Le cdH et les démons du PS

Des privés pour financer la politique wallonne?

Le recours au privé à outrance comme l’a fait la Grande-Bretagne pour répondre à une logique politique a montré les limites d’un système. Les exemples du passé ne doivent pourtant pas aveugler les hommes politiques, même de gauche. Un gouvernement confronté à de graves difficultés financières doit-il s’enfermer dans une posture idéologique parce qu’il défend des valeurs de gauche?

Les socialistes ont pesté sur l’idée que le Fédéral revende sa participation dans Proximus. Ils ne doivent pas pour autant refermer le débat lancé aujourd’hui par leur partenaire cdH en Wallonie. Maxime Prévot s’est dit favorable à l’arrivée d’investisseurs privés dans le capital de certaines activités jusqu’ici détenues par les pouvoirs publics.

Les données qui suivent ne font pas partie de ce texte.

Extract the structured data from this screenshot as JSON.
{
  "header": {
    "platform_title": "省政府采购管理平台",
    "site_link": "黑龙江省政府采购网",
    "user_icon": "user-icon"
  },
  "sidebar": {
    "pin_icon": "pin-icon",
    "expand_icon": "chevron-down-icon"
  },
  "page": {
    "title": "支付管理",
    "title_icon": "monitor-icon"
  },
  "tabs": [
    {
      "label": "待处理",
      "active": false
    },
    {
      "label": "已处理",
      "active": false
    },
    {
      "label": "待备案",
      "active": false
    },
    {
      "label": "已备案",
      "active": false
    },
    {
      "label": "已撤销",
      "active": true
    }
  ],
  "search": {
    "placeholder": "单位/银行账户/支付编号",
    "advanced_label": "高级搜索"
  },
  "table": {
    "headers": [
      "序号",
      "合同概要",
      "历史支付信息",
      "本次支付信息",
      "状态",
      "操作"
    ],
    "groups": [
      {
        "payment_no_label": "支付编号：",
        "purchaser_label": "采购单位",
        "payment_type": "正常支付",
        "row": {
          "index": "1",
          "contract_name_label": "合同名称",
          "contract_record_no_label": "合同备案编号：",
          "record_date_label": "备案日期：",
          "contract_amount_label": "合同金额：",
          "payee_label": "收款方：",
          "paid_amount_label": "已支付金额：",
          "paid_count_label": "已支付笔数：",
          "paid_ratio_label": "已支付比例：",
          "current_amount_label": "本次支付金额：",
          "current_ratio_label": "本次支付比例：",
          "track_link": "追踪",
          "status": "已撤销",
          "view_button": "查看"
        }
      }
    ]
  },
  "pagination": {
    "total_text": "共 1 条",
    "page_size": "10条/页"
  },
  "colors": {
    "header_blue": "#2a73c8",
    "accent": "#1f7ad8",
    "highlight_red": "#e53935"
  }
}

Les socialistes ne doivent pas refermer le débat lancé par le cdH en Wallonie. Le recours au privé est une option politique

L’idée de l’homme fort du cdH en Wallonie part d’un simple constat. Si le gouvernement n’a plus les moyens financiers nécessaires, pourquoi ne pas faire appel à des financements alternatifs et donc privés pour la réfection des autoroutes wallonnes, pour la construction de maisons de repos ou l’aménagement de nouveaux zonings industriels. On pourrait rajouter la construction de crèches.

Derrière ces propositions, il y a un constat d’échec. Les caisses wallonnes sont à sec. La Région n’arrive plus à financer toutes ses politiques.

Le gouvernement PS-cdH a fait le choix de miser sur la réindustrialisation en ne touchant pas aux dotations du plan Marshall. Doit-il pour autant reléguer en seconde division d’autres politiques? La rénovation du réseau routier ou la construction de crèches ou de maisons de repos sont tout aussi importantes pour la relance de l’économie wallonne. Le gruyère dans nos autoroutes est déjà un frein logistique. Comment espérer accueillir de nouvelles entreprises si les zonings industriels ne sont pas équipés des dernières technologies?

Le choix soulevé par Maxime Prévot doit être discuté par le gouvernement wallon, sans idéologie ni de gauche ni de droite, dans l’intérêt des citoyens et des entreprises.